Adham Hassouna, journaliste palestinien, est mort dans un bombardement aérien qui a frappé sa maison. Tout comme Mohamed Abu Hatab. Ayat Omar Khadora a, quant à elle, été touchée lors d’un duplex en direct à la télévision. Yasser Murtaja et Ahmed Abu Hussein ont été victimes de missiles visant les tours al-Shorouk et al-Jawhara, à Gaza, où s’étaient abritées plusieurs rédactions.
Ils étaient à l’honneur d’une exposition accrochée place de l’État de Palestine, à la Fête de l’Humanité. Nasser Abu Baker les connaissait tous. En tant que journaliste, il a travaillé avec eux. En tant que secrétaire général du Syndicat des journalistes palestiniens, il se doit de perpétuer leur mémoire. À l’évocation de chacun d’eux, il maîtrise son émotion. Le regard est grave, hanté par les souvenirs.
Le visage est fermé, marqué par le poids des morts. Pas le droit de s’apitoyer : cela reviendrait à les tuer une seconde fois, eux qui ont exercé leur métier jusqu’à la fin, sous les tirs de l’armée israélienne. « Lorsque Ahmed est arrivé à l’hôpital de Ramallah, il m’a dit que tout allait bien malgré ses blessures, raconte par exemple Nasser Abu Baker. Je suis allé chercher sa mère le plus rapidement possible. Le temps que nous arrivions, il était mort. »
Journaliste malgré les tirs, les bombes et la colonisation
Son rôle était de les protéger ; sa tragédie est de leur avoir survécu. « Ma responsabilité est énorme. Je n’ai pas les moyens qui me permettent d’arrêter cette guerre et de protéger les journalistes sur le terrain ! lance-t-il. Nous finirons tous avec une balle dans la tête ! » Ne lui reste que la frustration et l’agacement face à une situation sur laquelle il n’a aucune prise.
Le massacre en cours dans la bande de Gaza est le plus meurtrier pour les journalistes depuis la Seconde Guerre mondiale, avec plus de 130 victimes, selon l’ONG Reporters sans frontières, contre 56 journalistes décédés entre 2000 et 2023. Ils étaient environ 200 sur place avant le 7 octobre 2023.
Nasser Abu Baker a commencé sa carrière de journaliste en 1993. De quoi être le témoin des nombreuses attaques qui visaient la profession. Il a couvert la seconde Intifada (2000-2005) et la nouvelle vague de colonisation des territoires palestiniens par le gouvernement israélien. « La période la plus dangereuse pour moi, durant ma carrière de journaliste, résume-t-il. J’ai été blessé à plusieurs reprises. »

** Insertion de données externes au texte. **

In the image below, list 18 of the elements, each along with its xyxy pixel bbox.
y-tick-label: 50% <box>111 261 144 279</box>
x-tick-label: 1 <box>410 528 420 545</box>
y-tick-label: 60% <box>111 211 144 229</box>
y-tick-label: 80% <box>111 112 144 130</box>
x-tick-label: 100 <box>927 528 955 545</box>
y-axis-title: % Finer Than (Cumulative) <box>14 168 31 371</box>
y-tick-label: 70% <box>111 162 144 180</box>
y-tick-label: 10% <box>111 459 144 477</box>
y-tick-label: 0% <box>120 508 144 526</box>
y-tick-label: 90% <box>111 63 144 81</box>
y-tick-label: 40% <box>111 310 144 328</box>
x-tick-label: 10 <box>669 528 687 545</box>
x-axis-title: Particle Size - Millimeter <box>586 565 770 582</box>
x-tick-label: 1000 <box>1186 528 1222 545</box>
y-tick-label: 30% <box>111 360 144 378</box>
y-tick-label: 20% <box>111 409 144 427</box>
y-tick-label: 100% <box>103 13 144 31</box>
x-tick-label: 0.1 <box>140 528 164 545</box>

Une date reste inscrite dans sa mémoire : le 11 juillet 2002. « Ce jour-là, Imad Abu Zahra, un collègue, est blessé à mes côtés, se souvient-il. Malgré le gilet annonçant qu’il était journaliste, l’armée israélienne lui a tiré dessus. » Touché à la jambe, Imad Abu Zahra a dû attendre plusieurs dizaines de minutes au sol, alors que les tirs se poursuivaient, avant d’être finalement transporté vers un hôpital de Jénine, en Cisjordanie. Il a succombé à ses blessures le lendemain.
Une tournée européenne afin d’alerter sur la situation de ses consœurs et confrères
Près d’une décennie plus tard, la carrière de Nasser Abu Baker a connu un tournant inattendu. Correspondant de l’Agence France-Presse (AFP) à Ramallah, en Cisjordanie, il est licencié en 2021. « Cette décision intervient après les campagnes d’incitation successives contre lui, au vu de ses positions et de son action syndicale », dénonçait alors le Syndicat des journalistes palestiniens.
Fini le journalisme qu’il a pratiqué pendant plus de trente ans, place à un nouveau terrain : celui des institutions politiques. Vice-président de la Fédération internationale des journalistes, Nasser Abu Baker s’est lancé, ces derniers mois, dans une tournée européenne afin d’alerter sur la situation de ses consœurs et confrères à Gaza et en Cisjordanie.
Cette même Europe qui ferme les yeux sur le massacre en cours, qui a livré des armes au gouvernement israélien, où nombre de médias mettent en doute la probité et la déontologie des rares journalistes palestiniens vivants, persuadés qu’ils sont à la botte du Hamas.
Quand vient le moment d’aborder ce manque de confiance, la carapace de Nasser Abu Baker se fend : « Ils n’ont rien à envier aux journalistes français, états-uniens ou canadiens. Qu’ils soient interdits de pratiquer leur métier et que l’on considère qu’ils font de la propagande est une honte. » La froideur de l’endeuillé laisse place à la fureur du survivant.